Joao Moreira is too good. They say the mark of a great sportsman is when they have to change the rules of the game they play because of them – think Donald Bradman and cricket, Walter Lindrum and billiards, and so on. So when do the Jockey Club start giving Moreira two pounds extra just to slow him down?
As alluded to in colleague Alan Aitken’s On The Rails column last week, local jockeys losing a two pound weight allowance after 250 winners was the least of their worries in the end. The arrival of Moreira, who weighs in at 113 pounds or perhaps even less, has also eroded the one advantage the local lads had when trying to counter the overseas invasion – being able to ride lightweight chances. The presence of top class featherweights Karis Teetan and Mirco Demuro isn’t helping much either.
The Jockey Club licensing committee has long desired diversity within the jockey roster, to break the Australian/South African stranglehold, and the current crop certainly ticks that box – although a top class Englishman wouldn’t go astray.

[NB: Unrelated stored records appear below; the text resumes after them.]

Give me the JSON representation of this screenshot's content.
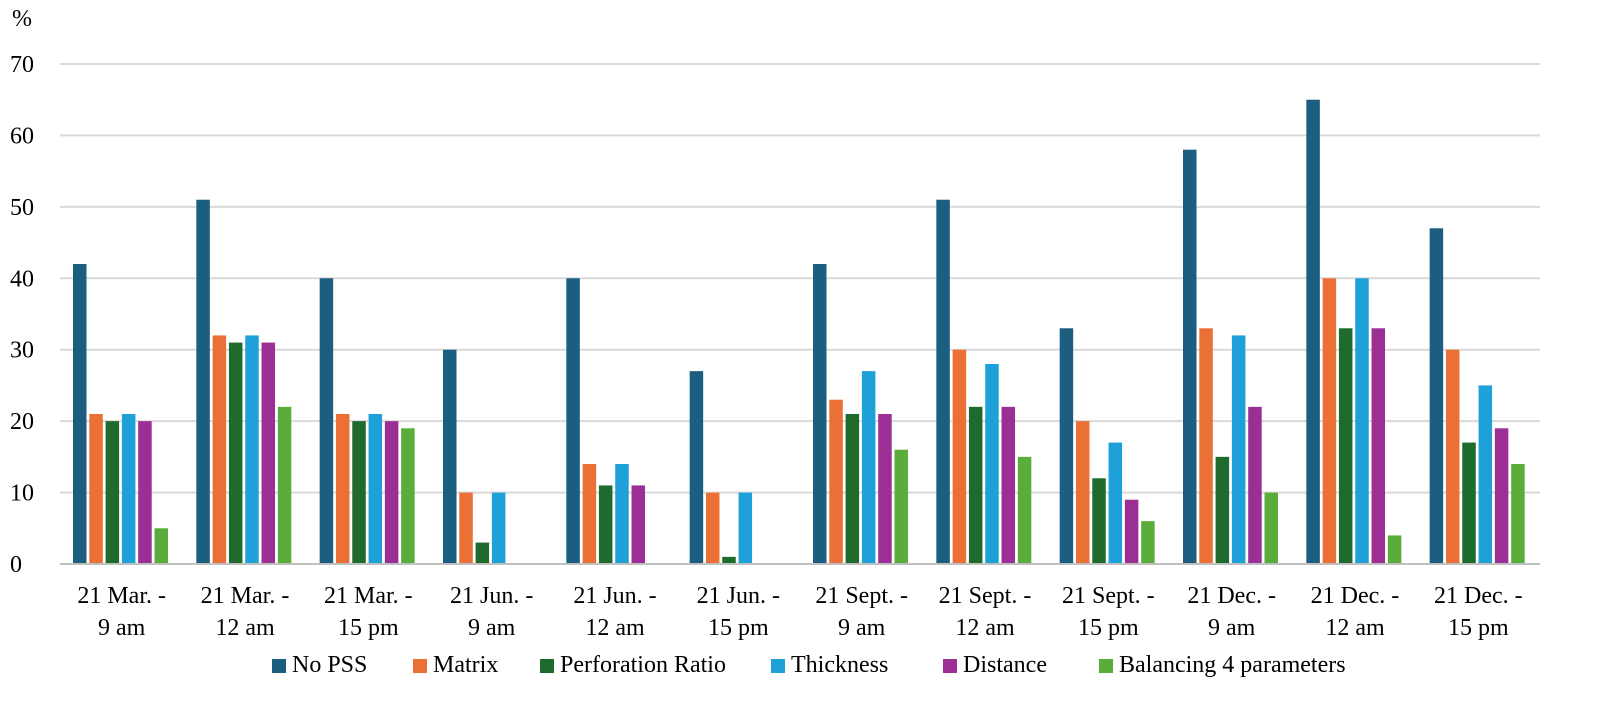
{
  "chart_data": {
    "type": "bar",
    "ylabel": "%",
    "ylim": [
      0,
      70
    ],
    "yticks": [
      0,
      10,
      20,
      30,
      40,
      50,
      60,
      70
    ],
    "grid": true,
    "legend_position": "bottom",
    "categories": [
      [
        "21 Mar. -",
        "9 am"
      ],
      [
        "21 Mar. -",
        "12 am"
      ],
      [
        "21 Mar. -",
        "15 pm"
      ],
      [
        "21 Jun. -",
        "9 am"
      ],
      [
        "21 Jun. -",
        "12 am"
      ],
      [
        "21 Jun. -",
        "15 pm"
      ],
      [
        "21 Sept. -",
        "9 am"
      ],
      [
        "21 Sept. -",
        "12 am"
      ],
      [
        "21 Sept. -",
        "15 pm"
      ],
      [
        "21 Dec. -",
        "9 am"
      ],
      [
        "21 Dec. -",
        "12 am"
      ],
      [
        "21 Dec. -",
        "15 pm"
      ]
    ],
    "series": [
      {
        "name": "No PSS",
        "color": "#1b5e80",
        "values": [
          42,
          51,
          40,
          30,
          40,
          27,
          42,
          51,
          33,
          58,
          65,
          47
        ]
      },
      {
        "name": "Matrix",
        "color": "#ea7035",
        "values": [
          21,
          32,
          21,
          10,
          14,
          10,
          23,
          30,
          20,
          33,
          40,
          30
        ]
      },
      {
        "name": "Perforation Ratio",
        "color": "#1e6b2d",
        "values": [
          20,
          31,
          20,
          3,
          11,
          1,
          21,
          22,
          12,
          15,
          33,
          17
        ]
      },
      {
        "name": "Thickness",
        "color": "#1da1d8",
        "values": [
          21,
          32,
          21,
          10,
          14,
          10,
          27,
          28,
          17,
          32,
          40,
          25
        ]
      },
      {
        "name": "Distance",
        "color": "#9b2f96",
        "values": [
          20,
          31,
          20,
          0,
          11,
          0,
          21,
          22,
          9,
          22,
          33,
          19
        ]
      },
      {
        "name": "Balancing 4 parameters",
        "color": "#5aad3a",
        "values": [
          5,
          22,
          19,
          0,
          0,
          0,
          16,
          15,
          6,
          10,
          4,
          14
        ]
      }
    ]
  }
}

A list of the nationalities of winning jockeys reads like a FIFA World Cup winners – if Australia, China, South Africa or Ireland ever had a chance of winning that gong. Here’s the nationality of the last 18 winning jockeys, that is, those who won at the last two meetings: Brazil, Ireland, Italy, Brazil, Brazil, Brazil, China, France, Brazil, France, Italy, Brazil, Italy, South Africa, Australia, South Africa, Brazil, Italy.
Two things jump out immediately – China, one winner, and Brazil, seven winners, and that’s one guy – that man Moreira. But even Brazil’s Samba Boys couldn’t match a strike rate of seven from 18, and even though it is not a serious suggestion that Moreira be given two pounds extra to carry, he is certainly causing mayhem, and not just for his rival jockeys.
Moreira’s strike rate is so high he is forcing professional punters to reconfigure their systems, and his effect on betting markets seems astounding. There is no way of quantifying how much effect a single jockey can have on the odds of the horse he is riding – that is, how much shorter a Moreira mount is because he is on board, compared to the price it would be if an average jockey rode it?
Let’s take a guess, judging by some of the crazy quotes his ‘lesser lights’ have gone around – 25 per cent? That’s probably conservative, and in some cases it might be more than a third. That is to say, a 15-1 chance might start single figures because of the Magic Man’s midas touch.
The thing is, Moreira seems to justify the short odds more and more, because – as they say – “horses just run for him” and he keeps winning. He has ridden 14 winners from his last 42 rides – that’s one in three.
Scary thing is, there’s probably room for improvement too. It wasn’t long ago that Moreira’s issues with careless riding charges might have scuppered his Jockeys’ Championship hopes, but after a period where he appeared to be “riding on egg shells”, he now seems to have struck a balance between flow, aggression and some sort of duty of care to his fellow riders. There’s a lot more looking both ways before Moreira crosses the road, or the field, as it were.
And as Moreira inevitably improves as he adjusts to all things Hong Kong – smog and crowded shopping malls included – could it turn out that he is even more suited to Hong Kong than Singapore?
Hong Kong racing features wide handicaps in a limited horse population,, so let’s say Moreira is two pounds better than the average Hong Kong jockey, perhaps a very conservative estimate on current form. That makes a huge difference. We are also dealing with tighter tracks, where tactics matter more and which allows one of Moreira’s best attributes comes into play – his ability to get a horse up and running out of the gates, positioning them quickly. He also seems to have got the hang of the Valley and jockeys matter more there than perhaps any track, anywhere in the world.
Moreira now has 38 winners and now trails Zac Purton by 17. He is closing that fast with trebles and four-timers galore, that he may have closed in on at least equal favouritism for the title too. Well, put it this way, you would be very nervous had you taken odds-on about Purton at any stage before now.
The Brazilian is like so many champions – even though he is completely destroying and demoralising the competition, he is doing it all with a childlike enthusiasm and smile on his face. Watch him when he wins a Class Four, it’s as though he has never won a race in his life, he is that happy. There’s obviously a steely resolve and an out-and-out assassin under the Simon the Likeable exterior, though, for Moreira is just too good to be doing this for fun.